Developing treatments that slow, if not halt, the neuronal loss and cognitive decline of Alzheimer's disease (AD) has proven to be a challenge. Among the scientists who have taken on that challenge are researchers at the University of Florida's McKnight Brain Institute in Gainesville, using the fruit fly Drosophila melanogaster as a model.

The scientists are investigating passive immunotherapy, one of the most promising approaches to blocking the amyloid-β42 (Aβ42) peptide, the main component of the amyloid plaques that damage the brain cells of patients with AD.

Monoclonal antibodies, the cornerstone of immunotherapy, do not easily penetrate the tightly packed cells of the blood-brain barrier. As alternatives to full antibodies, the University of Florida scientists generated transgenic flies expressing two anti-Aβ single chain variable fragments (scFv), known as scFv9 and scFv42.2.

Drosophila flies genetically modified to express human Aβ42 also co-expressed either scFv9 or scFv42.2. Each treatment reduced the loss of photoreceptor neurons due to Aβ42 toxicity and improved the insects' eye morphology. In addition, the flies' mushroom bodies, the brain structures involved in olfactory learning and memory, were protected.

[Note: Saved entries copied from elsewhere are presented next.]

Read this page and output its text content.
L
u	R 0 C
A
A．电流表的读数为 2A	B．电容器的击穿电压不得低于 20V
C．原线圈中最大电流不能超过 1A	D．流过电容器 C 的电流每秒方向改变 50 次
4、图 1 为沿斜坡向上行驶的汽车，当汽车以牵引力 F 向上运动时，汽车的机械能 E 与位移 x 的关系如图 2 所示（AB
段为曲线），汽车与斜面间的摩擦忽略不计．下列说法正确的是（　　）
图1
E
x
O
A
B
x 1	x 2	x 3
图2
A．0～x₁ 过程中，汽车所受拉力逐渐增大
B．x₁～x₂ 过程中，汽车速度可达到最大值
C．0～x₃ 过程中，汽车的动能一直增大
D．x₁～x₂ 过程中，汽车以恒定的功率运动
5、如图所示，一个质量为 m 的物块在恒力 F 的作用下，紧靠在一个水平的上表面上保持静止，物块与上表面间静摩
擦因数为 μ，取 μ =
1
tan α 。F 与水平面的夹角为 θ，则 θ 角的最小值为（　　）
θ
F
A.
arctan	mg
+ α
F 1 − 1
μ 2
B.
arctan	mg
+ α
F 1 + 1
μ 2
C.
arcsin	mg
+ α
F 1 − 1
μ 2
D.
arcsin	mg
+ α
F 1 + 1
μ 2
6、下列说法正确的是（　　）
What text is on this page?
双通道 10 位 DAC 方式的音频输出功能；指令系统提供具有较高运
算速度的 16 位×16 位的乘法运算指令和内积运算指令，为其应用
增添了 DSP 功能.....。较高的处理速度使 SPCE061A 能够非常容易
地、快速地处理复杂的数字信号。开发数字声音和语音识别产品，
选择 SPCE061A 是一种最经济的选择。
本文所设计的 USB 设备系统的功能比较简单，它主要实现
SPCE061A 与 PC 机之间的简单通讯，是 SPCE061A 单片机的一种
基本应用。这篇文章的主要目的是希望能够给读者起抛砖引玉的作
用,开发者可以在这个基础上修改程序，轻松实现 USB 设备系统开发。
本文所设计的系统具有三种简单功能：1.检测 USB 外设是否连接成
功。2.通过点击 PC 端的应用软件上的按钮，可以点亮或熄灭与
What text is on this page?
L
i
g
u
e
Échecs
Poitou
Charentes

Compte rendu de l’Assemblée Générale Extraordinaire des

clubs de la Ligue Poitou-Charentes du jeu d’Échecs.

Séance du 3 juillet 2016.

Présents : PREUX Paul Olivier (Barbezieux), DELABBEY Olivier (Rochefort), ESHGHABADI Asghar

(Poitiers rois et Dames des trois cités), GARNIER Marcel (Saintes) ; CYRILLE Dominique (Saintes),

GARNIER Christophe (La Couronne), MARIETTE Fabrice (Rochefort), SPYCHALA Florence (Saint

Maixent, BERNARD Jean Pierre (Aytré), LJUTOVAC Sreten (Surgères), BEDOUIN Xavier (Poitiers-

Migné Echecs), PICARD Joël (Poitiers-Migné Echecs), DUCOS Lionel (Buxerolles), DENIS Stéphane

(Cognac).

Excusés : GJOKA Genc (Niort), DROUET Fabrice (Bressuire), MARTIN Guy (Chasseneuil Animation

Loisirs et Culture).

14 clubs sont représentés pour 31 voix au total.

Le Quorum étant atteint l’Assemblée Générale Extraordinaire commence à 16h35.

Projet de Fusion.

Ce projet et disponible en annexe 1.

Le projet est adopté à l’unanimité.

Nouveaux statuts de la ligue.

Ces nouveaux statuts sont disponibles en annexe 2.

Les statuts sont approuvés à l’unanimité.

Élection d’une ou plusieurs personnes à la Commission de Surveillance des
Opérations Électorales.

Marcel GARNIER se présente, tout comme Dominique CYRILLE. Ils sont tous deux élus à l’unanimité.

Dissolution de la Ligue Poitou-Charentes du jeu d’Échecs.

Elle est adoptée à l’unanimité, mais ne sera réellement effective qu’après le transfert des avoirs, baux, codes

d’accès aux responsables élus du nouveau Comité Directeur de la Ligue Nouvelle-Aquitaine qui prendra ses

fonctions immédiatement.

Administering both scFv9 and scFv42.2 to the flies produced a synergistic protective activity, which suggests that both scFvs can simultaneously target different Aβ42 epitopes, the scientists said. This is the first time that two antibodies targeting different regions of Aβ42 have shown synergistic activities, thanks to the experimental flexibility of Drosophila.

In addition to immunotherapy, the scientists investigated the protective effects of a laboratory engineered secreted Heat shock protein 70 (secHsp70) on flies whose brain cells were accumulating Aβ42 extracellularly. Hsp70 is a chaperone that prevents and reverts protein misfolding but is primarily located inside the cell. In flies treated with extracellular secHsp70, the eyes were perfectly organized, cell death was reduced, calyces in the mushroom bodies were preserved, and locomotor function was improved.

The researchers determined that secHsp70 interacted directly with Aβ42 without affecting Aβ42 accumulation and aggregation in the flies' brains. Thus, the protective activity of secHsp70 may be mediated by stable binding to toxic Aβ42 species. This study is a new approach to broadly target amyloids outside the cell and block their ability to attack the surrounding neurons, the scientists said.